One additional side benefit of reading the book—as a parent with first-hand experience to the myriad ways our mental health care system is failing its patients, when I finished the book, I was encouraged. The system has come a long way in the last several decades. It’s not great, it’s not even sufficient, but we’re heading in the right direction.

That's my two cents. What's yours: Could your life benefit from a dose of empathy from or for another? If so, how?     

Up Next

Brainstorm, The Power And Purpose Of The Teenage Brain, by Daniel J. Siegel, M.D.

Let’s face it. Who doesn’t need help understanding the teenage brain?

Right off the bat, I’m hooked.
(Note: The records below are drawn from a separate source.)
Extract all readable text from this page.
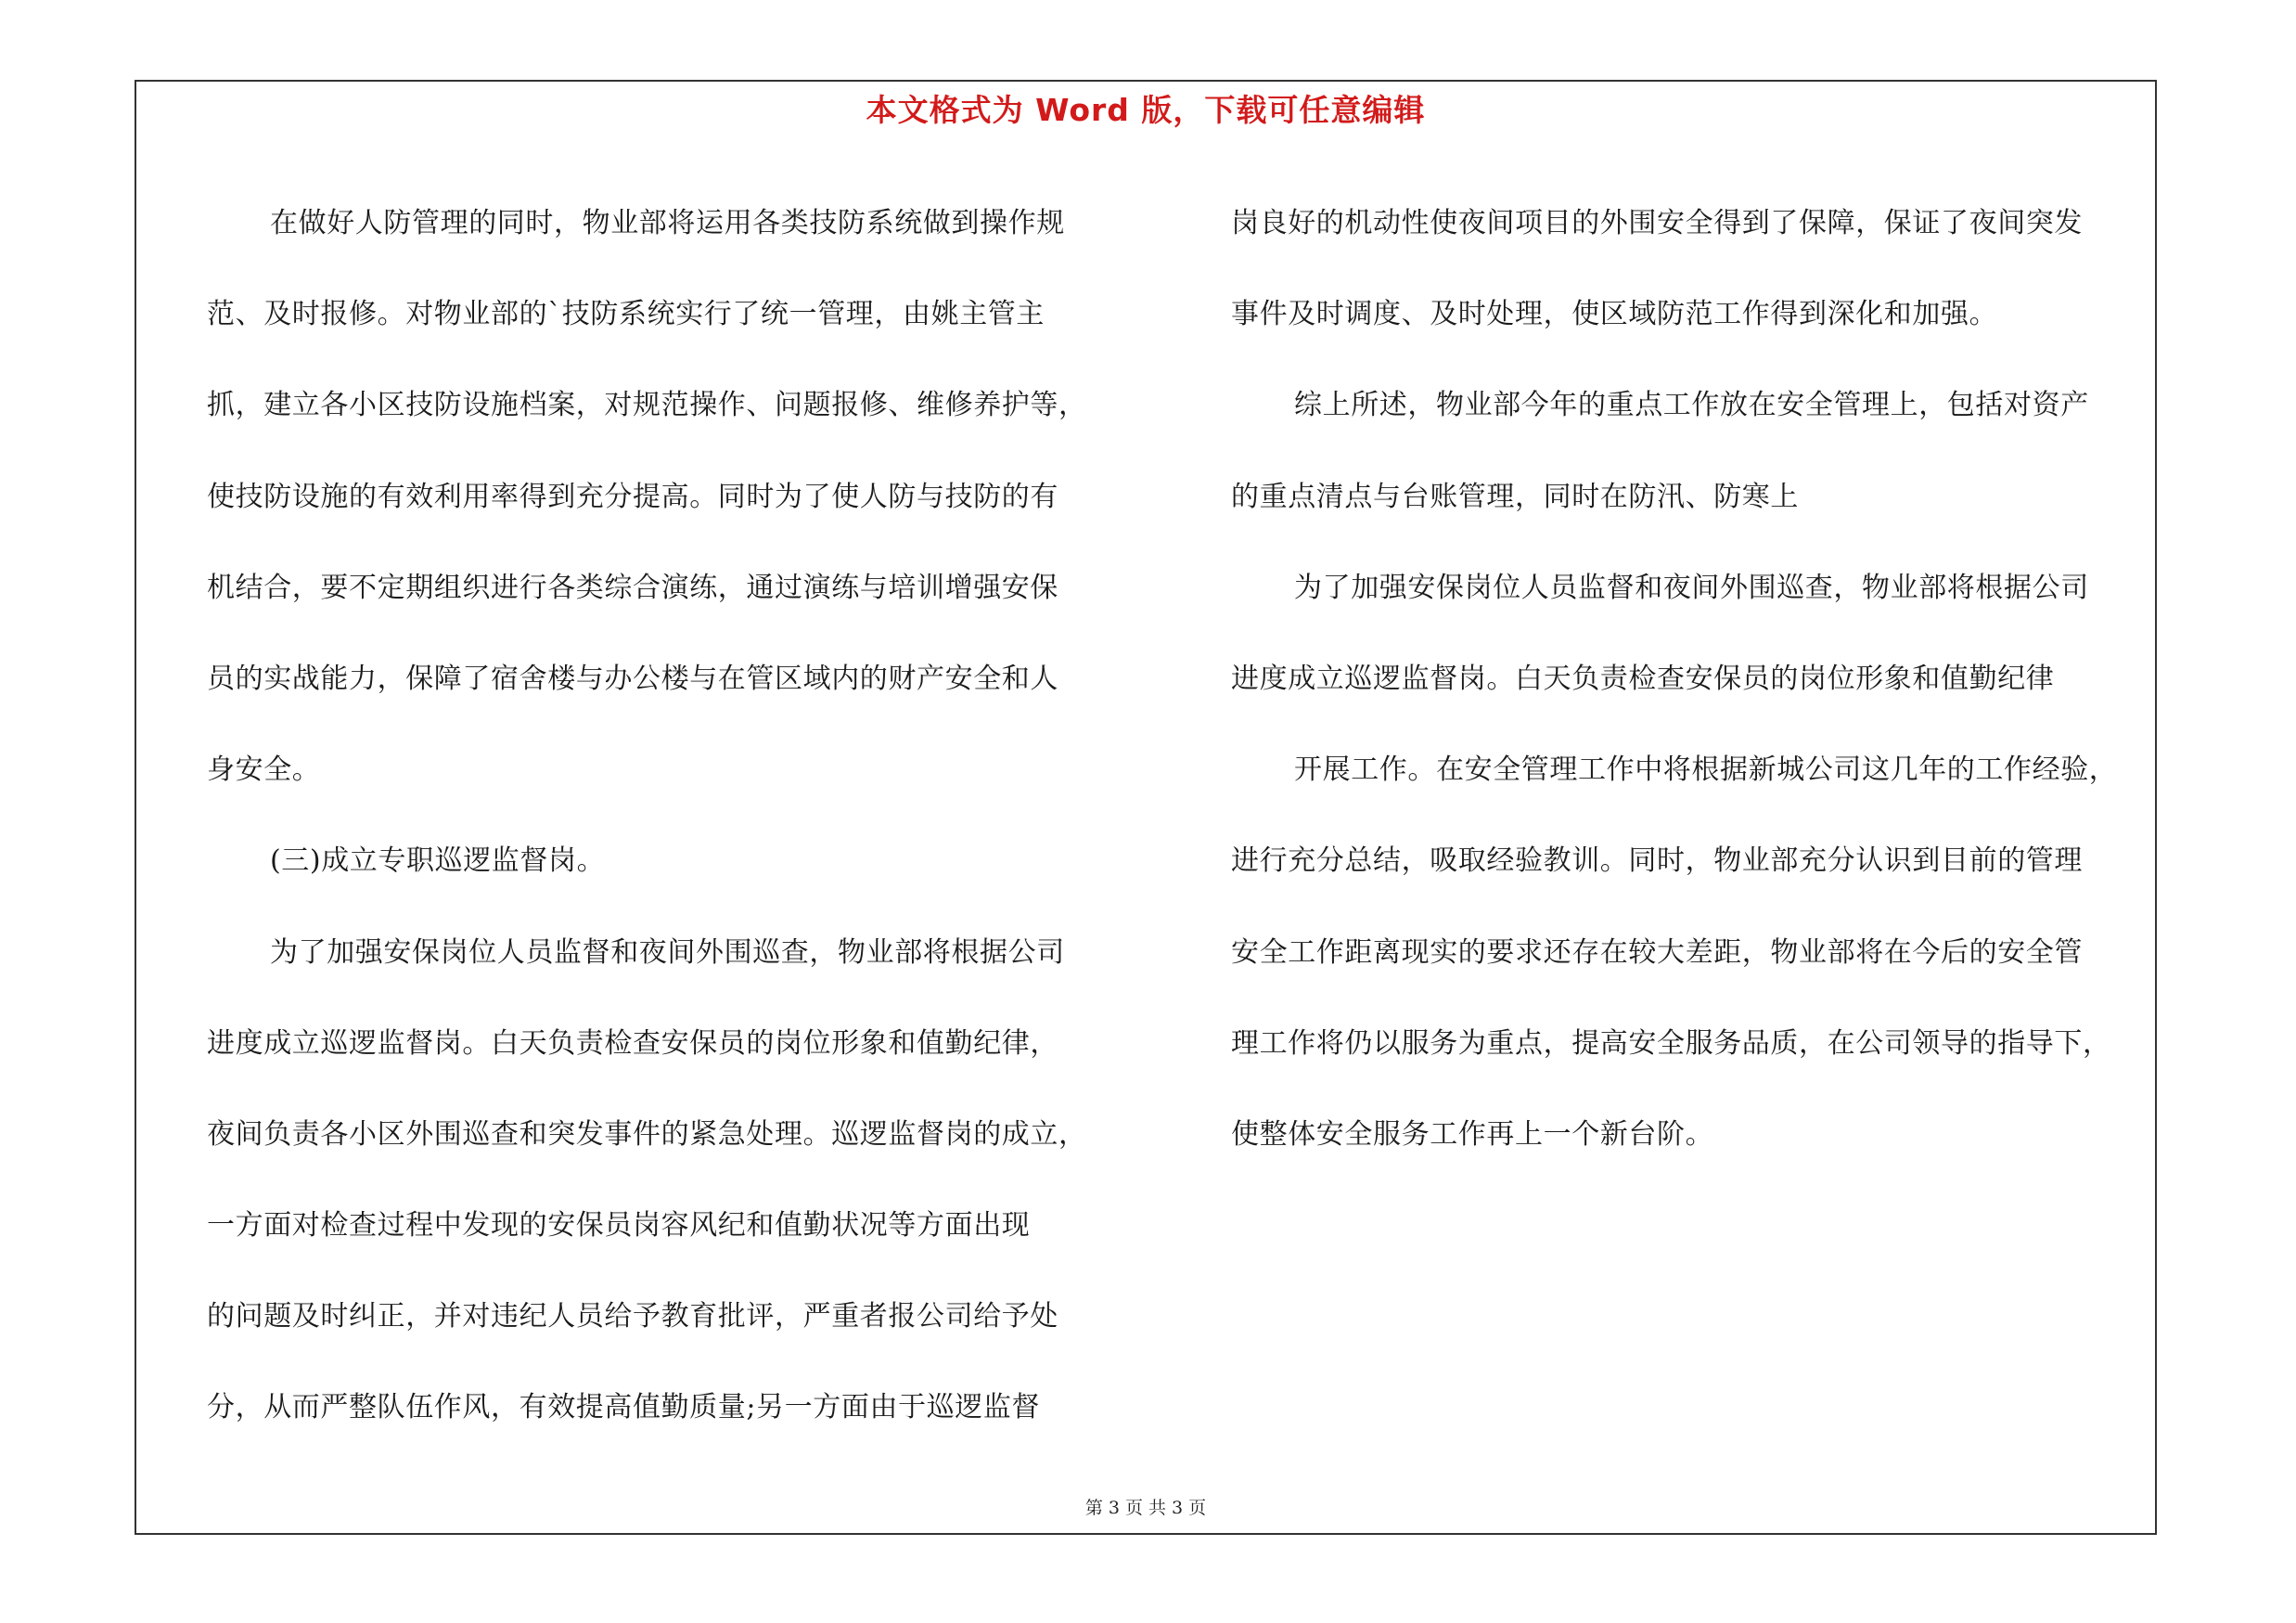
本文格式为 Word 版，下载可任意编辑
在做好人防管理的同时，物业部将运用各类技防系统做到操作规
范、及时报修。对物业部的`技防系统实行了统一管理，由姚主管主
抓，建立各小区技防设施档案，对规范操作、问题报修、维修养护等，
使技防设施的有效利用率得到充分提高。同时为了使人防与技防的有
机结合，要不定期组织进行各类综合演练，通过演练与培训增强安保
员的实战能力，保障了宿舍楼与办公楼与在管区域内的财产安全和人
身安全。
(三)成立专职巡逻监督岗。
为了加强安保岗位人员监督和夜间外围巡查，物业部将根据公司
进度成立巡逻监督岗。白天负责检查安保员的岗位形象和值勤纪律，
夜间负责各小区外围巡查和突发事件的紧急处理。巡逻监督岗的成立，
一方面对检查过程中发现的安保员岗容风纪和值勤状况等方面出现
的问题及时纠正，并对违纪人员给予教育批评，严重者报公司给予处
分，从而严整队伍作风，有效提高值勤质量;另一方面由于巡逻监督
岗良好的机动性使夜间项目的外围安全得到了保障，保证了夜间突发
事件及时调度、及时处理，使区域防范工作得到深化和加强。
综上所述，物业部今年的重点工作放在安全管理上，包括对资产
的重点清点与台账管理，同时在防汛、防寒上
为了加强安保岗位人员监督和夜间外围巡查，物业部将根据公司
进度成立巡逻监督岗。白天负责检查安保员的岗位形象和值勤纪律
开展工作。在安全管理工作中将根据新城公司这几年的工作经验，
进行充分总结，吸取经验教训。同时，物业部充分认识到目前的管理
安全工作距离现实的要求还存在较大差距，物业部将在今后的安全管
理工作将仍以服务为重点，提高安全服务品质，在公司领导的指导下，
使整体安全服务工作再上一个新台阶。
第 3 页 共 3 页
Siegel writes, “Adolescence is not a period of being ‘crazy’ or ‘immature.’ It is an essential time of emotional intensity, social engagement, and creativity. This is the essence of how we ‘ought’ to be, of what we are capable of, and of what we need as individuals and as a human family.”  He goes on to say that when we lose the distinguishing features of adolescence in adulthood, our lives can become boring, isolating, dull, and routinized.

I can relate. Can you?

I can’t wait to learn how having a better understanding of the inner workings of my brain and of my daughter’s brain will improve our relationship and my life in general. Adolescent attitude as gift? “Hmmm,” I say, tongue in cheek or maybe not. I can appreciate Siegel’s point that my teenager may have much to teach me about reconnecting to a life of vitality, creativity and fun. I witness hers every day.       

 

5 Comments

  1. This was a great post – one to which I can totally relate. I feel there is a fine line between empathy and being judgmental. If we are that which we have experienced, where do those lines intersect?
    Forever struggling to find out,
    W

  2. I appreciate what you've written so much, Tracey. Thank you for your very personal reflections on the book, and for sharing so honestly. I too know what it's like to butt heads with a teenager and try to use rational thought or logic to appeal to them. It just doesn't work that way, and all it does is, as you say, raise our blood pressure. The pain is real none the less. You've been so brave to look at yours and walk this journey next to your daughter, rather than trying to drag her somewhere. You both have blossomed in the process. Damn, if our kids don't have things to teach us!

  3. Empathy is a big one. I try to practice it everyday and it's not easy. It's so much easier to get angry but as the Dalai Lama always says… Anger will not change anyone, only compassion and empathy will.

  4. Thank you Wendy, Maria and Crystal–That's a great question Wendy..maybe I'll turn it into a post! That's the work, learning and continuing to work on how to put our preconceived notions aside so we can get to the core empathy. It's so hard! Ongoing work, for me anyway. Especially as it relates to anger, like you say Crystal. Anger is and always has been my go-to. It's so easy, much easier than understanding where the anger is coming from or what fear and hurt it's originating from. And yes, Maria!! Damn, our kids do have so much to teach us…I learn from mine every single day! Thank you all.

  5. A great post – such a serious topic and with humor (as usual… I love it!).

    Empathy is critical in my relationships. If someone doesn't "get me" at least most of the time, the relationship is not fulfilling. I think I am empathetic most of the time. When I'm not, I think I'm being judgmental, like I might think to myself, "That's not such a big deal… especially if that is your biggest problem!" I'd better get better at this, and work on not being judgmental. It's important. It can be difficult.

    My question: Is it ever okay to be judgmental? Like when someone says, "We ate at Outback on Friday night, CPK on Saturday night and on Sunday we saw a movie at the theater and then ate at the Lazy Dog Cafe. Oh, and did I tell you that the phone company turned off my service because I hadn't paid my bill on time?"